Vor drei Tagen starb ein guter Schulfreund und Klassenkamerad, meiner Tochter im Alter von nur 14 Jahren an Knochenkrebs.
Meine Tochter und die gesamte Klassengemeinschaft, durften durch das große Engagement der Klassenlehrerin, und durch die Bereitschaft der Eltern, Hans (Name geändert) von der Diagnosestellung, bis kurz vor seinem Tod begleiten.

Anfang des letzten Schuljahres kam meine Tochter von der Schule nach Hause, und sie erzählte mir, das bei Hans Knochenkrebs festgestellt wurde.
Wir waren alle sehr betroffen.
Ein paar Tage später erzählte sie, das Hans in der Klasse über seine Krankheit berichtet hat.
Welche Art Knochenkrebs er hat, und wo bereits Metastasen sind.
Auch über die bevor stehende Therapie sprach er ganz offen.

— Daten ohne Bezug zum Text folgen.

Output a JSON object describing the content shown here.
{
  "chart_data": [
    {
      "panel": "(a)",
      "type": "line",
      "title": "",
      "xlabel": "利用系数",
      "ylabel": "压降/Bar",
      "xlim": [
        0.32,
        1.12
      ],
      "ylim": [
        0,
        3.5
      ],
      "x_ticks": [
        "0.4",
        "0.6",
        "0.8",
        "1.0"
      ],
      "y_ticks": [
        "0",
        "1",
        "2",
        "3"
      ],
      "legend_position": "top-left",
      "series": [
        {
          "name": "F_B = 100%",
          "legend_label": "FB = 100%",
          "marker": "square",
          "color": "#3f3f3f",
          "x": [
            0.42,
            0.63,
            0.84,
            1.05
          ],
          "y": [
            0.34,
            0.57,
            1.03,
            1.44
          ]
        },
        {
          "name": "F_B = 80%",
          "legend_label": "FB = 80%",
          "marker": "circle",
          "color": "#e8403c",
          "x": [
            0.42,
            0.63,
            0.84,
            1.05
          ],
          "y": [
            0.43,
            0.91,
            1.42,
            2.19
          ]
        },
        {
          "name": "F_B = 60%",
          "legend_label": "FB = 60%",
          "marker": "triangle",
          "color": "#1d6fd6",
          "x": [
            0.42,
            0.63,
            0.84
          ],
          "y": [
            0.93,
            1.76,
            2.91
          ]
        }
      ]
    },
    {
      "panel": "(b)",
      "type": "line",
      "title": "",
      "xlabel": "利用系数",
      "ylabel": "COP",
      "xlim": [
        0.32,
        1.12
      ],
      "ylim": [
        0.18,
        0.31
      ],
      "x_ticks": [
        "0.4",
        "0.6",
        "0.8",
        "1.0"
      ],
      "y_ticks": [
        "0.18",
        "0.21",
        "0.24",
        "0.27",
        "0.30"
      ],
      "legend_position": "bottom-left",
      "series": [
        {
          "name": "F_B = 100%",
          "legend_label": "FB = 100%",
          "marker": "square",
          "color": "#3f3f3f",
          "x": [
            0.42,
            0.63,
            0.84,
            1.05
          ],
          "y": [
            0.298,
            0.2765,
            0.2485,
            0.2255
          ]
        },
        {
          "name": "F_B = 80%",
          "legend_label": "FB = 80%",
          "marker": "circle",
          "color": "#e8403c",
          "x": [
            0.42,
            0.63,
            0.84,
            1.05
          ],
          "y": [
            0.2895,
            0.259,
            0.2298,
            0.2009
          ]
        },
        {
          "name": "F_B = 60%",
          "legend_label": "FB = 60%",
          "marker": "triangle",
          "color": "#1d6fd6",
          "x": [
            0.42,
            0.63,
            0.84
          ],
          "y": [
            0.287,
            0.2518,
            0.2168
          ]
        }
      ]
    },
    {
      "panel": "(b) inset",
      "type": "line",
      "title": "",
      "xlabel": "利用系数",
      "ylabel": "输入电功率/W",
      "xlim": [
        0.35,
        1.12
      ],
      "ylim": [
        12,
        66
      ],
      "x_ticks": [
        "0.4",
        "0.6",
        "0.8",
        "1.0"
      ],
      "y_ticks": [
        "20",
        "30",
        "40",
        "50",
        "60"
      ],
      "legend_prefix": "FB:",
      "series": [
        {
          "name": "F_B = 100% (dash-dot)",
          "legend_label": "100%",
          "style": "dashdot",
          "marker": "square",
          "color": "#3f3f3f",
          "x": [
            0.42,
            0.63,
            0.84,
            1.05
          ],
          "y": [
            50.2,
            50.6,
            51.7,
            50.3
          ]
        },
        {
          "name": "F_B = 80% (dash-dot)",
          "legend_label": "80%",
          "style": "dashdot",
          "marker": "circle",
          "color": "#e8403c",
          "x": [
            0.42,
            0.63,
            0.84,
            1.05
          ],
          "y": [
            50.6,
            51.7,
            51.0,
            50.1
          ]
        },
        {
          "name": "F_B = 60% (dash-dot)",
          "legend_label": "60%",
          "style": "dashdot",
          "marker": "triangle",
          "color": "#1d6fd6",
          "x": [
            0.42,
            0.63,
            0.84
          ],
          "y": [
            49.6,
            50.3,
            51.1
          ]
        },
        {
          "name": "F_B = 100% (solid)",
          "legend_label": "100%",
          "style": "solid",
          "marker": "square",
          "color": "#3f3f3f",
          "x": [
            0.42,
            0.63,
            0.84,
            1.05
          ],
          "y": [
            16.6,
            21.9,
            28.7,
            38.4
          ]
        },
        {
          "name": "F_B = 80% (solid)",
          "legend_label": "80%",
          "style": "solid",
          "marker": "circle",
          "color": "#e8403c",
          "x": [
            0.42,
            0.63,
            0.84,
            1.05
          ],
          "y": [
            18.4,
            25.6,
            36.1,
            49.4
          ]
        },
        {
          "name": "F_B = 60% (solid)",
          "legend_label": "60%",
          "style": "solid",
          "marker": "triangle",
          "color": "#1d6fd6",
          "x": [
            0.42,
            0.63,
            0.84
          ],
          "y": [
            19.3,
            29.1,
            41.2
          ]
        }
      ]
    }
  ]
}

Hans besuchte so oft es ihm möglich war fast bis ganz zum Schluss den Unterricht, und sprach immer offen über seine Erkrankung .
Die Klassenlehrerin hielt sehr intensiv Kontakt zu den Eltern, und zur Klinik.
Sobald es eine neue Entwicklung gab, sprach sie mit ihren Schülern darüber.
Einmal besuchte auch die behandelte Ärztin, und eine Mitpatientin von Hans die Klasse im Unterricht, und stellte sich den Fragen der Mitschüler.

Am Anfang war ich sehr ambivalent ob ein so offener Umgang mit diesen schweren Krankheit sinnvoll für die Kinder wäre, weil ich spürte das es meine Tochter doch sehr bedrückt.
Oft wenn ich sie gefragt habe wie geht es Hans, wiegelte sie barsch ab.
Und antwortete "Ich will nicht darüber reden".
Sie musste es erst verarbeiten, danach sprach sie dann ganz offen mit mir darüber.
Fragte mich oft nach meiner Meinung, auch über den Tod und das Sterben .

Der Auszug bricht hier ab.